Nieuws

Koeienvlaaien natuurlijke 'snackbar' voor weidevogels

Gepubliceerd op
12 december 2013

Niet alleen koeien zelf en burgers, maar ook weidevogels zijn blij met koeien in de wei. Uit recent onderzoek van het Louis Bolk Instituut blijkt namelijk dat het aantal regenwormen onder koeienvlaaien verdrievoudigt. Ook trekken mestflatten extra vliegen en mestkevers aan: allemaal voedselbronnen voor weidevogels en hun kuikens. Weidegang speelt dus een belangrijke rol in de voedselvoorziening en het behoud van weidevogels.

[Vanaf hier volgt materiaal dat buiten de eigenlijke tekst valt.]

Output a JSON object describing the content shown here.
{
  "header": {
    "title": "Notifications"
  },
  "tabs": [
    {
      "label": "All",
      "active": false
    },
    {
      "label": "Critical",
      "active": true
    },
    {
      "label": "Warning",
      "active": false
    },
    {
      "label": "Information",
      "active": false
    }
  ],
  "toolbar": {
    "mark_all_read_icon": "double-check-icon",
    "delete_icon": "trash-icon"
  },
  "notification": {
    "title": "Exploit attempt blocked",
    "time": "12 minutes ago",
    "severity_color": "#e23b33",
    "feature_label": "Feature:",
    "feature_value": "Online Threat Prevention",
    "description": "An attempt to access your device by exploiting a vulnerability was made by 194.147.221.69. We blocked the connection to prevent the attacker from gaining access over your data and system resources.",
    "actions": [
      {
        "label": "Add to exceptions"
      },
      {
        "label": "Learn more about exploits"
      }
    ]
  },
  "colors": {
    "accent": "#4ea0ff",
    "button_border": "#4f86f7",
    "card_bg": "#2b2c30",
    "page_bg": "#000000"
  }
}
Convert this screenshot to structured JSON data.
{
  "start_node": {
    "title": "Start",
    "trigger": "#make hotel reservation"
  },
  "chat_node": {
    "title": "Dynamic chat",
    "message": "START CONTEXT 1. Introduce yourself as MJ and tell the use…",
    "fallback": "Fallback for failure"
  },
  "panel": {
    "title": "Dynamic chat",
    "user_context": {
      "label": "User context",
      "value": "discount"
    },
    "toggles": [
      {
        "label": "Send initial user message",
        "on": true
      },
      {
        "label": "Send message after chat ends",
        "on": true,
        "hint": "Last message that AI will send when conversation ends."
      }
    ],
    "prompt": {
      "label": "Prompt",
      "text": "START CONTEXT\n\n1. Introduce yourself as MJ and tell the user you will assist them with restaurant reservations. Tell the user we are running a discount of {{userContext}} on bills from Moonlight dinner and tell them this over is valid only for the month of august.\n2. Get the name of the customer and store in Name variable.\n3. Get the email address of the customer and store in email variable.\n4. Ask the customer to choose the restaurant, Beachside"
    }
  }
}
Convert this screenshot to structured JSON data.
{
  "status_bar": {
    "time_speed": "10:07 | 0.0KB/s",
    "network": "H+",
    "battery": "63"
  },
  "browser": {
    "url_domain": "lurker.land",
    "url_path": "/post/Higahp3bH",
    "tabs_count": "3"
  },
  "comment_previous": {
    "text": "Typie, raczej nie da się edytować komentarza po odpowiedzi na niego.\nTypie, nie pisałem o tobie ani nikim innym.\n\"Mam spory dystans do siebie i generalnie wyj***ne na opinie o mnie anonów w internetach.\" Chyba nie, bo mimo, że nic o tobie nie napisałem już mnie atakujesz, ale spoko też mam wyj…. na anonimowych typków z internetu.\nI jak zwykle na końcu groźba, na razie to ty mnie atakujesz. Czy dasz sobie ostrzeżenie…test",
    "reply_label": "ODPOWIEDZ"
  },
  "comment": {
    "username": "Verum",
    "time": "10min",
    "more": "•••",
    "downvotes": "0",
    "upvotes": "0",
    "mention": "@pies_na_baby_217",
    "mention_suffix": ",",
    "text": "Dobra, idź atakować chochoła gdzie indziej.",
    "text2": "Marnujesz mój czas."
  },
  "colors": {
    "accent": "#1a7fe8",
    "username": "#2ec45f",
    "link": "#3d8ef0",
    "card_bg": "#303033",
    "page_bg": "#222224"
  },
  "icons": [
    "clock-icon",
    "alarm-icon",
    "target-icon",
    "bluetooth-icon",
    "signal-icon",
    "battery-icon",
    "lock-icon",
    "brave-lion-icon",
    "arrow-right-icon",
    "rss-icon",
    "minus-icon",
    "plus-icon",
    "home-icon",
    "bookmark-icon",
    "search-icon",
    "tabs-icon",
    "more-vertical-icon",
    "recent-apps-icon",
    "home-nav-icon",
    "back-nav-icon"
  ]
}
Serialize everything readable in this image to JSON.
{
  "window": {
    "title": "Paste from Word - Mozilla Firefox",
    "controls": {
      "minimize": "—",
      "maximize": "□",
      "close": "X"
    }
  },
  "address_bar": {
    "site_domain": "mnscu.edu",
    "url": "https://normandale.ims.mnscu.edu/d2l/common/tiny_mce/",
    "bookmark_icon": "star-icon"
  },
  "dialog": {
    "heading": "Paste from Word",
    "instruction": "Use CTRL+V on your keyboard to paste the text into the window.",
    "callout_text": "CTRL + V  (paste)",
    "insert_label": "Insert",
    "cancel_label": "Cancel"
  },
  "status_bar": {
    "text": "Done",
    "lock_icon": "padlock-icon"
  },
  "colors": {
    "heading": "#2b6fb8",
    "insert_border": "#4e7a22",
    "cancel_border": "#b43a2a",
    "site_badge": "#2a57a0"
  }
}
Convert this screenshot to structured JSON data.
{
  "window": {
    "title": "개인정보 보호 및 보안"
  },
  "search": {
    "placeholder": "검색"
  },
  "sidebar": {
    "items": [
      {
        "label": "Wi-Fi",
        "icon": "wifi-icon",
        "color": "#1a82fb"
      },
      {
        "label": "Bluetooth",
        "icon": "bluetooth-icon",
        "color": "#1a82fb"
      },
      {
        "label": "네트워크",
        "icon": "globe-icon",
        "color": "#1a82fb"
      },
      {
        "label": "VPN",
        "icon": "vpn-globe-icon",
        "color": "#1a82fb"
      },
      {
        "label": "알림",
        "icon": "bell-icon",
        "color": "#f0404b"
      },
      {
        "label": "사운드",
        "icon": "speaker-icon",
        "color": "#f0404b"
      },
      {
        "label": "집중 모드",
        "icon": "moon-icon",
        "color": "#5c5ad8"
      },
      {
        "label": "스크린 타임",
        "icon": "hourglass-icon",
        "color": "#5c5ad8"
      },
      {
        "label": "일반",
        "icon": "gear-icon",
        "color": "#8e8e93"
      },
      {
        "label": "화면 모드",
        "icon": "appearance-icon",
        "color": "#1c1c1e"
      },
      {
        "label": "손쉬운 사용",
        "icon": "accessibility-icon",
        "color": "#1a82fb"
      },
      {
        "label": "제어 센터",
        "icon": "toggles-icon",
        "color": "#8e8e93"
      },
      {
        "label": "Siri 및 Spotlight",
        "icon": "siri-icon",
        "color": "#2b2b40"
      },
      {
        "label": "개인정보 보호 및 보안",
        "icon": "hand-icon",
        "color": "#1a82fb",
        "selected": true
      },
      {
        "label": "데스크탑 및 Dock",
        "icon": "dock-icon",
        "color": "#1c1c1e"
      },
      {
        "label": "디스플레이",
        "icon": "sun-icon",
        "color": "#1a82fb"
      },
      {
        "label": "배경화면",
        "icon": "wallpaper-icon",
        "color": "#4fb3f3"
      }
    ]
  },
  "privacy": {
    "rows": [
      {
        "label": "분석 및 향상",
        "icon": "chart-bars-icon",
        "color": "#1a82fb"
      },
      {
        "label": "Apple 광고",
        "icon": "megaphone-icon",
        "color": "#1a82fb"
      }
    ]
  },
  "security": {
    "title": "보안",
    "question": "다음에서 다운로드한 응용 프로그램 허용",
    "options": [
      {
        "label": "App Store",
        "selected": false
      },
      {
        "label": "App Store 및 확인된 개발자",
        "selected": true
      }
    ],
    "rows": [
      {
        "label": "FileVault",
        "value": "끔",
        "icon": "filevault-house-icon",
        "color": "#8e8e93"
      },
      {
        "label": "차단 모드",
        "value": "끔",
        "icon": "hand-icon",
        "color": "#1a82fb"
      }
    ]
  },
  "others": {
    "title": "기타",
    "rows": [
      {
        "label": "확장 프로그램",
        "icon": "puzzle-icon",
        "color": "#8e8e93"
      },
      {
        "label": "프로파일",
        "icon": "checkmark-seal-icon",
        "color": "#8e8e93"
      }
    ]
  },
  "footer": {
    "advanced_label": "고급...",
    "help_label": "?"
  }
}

Wormen, kevers, vliegen komen massaal af op de koeienvlaai

Een koe produceert 8 tot 12 mestflatten per dag. Als koeien buiten staan, komen die voor een groot deel in de weide terecht. Om meer inzicht te krijgen in de afbraak van mestflatten is het Louis Bolk Instituut op 10 melkveebedrijven een onderzoek gestart, gefinancierd door het Productschap Zuivel. Op de bedrijven (5 op zand en 5 op veen) is het afbraakproces gevolgd en geanalyseerd van 12 koeienvlaaien met dezelfde mestsamenstelling. Naast afbraak is het aantal vliegen, kevers en wormen in, rond en onder de koeienvlaaien geteld.

Wormen onder mestflatten. Het maximum aantal wormen onder gras op zandgrond (normaal zand), onder mestflat op zandgrond (zand onder mestflat), gras op veengrond (normaal veen) en mestflat op veengrond (veen onder mestflat) per vierkante meter (Tabel: Nick van Eekeren, Louis Bolk Instituut)
Wormen onder mestflatten. Het maximum aantal wormen onder gras op zandgrond (normaal zand), onder mestflat op zandgrond (zand onder mestflat), gras op veengrond (normaal veen) en mestflat op veengrond (veen onder mestflat) per vierkante meter (Tabel: Nick van Eekeren, Louis Bolk Instituut)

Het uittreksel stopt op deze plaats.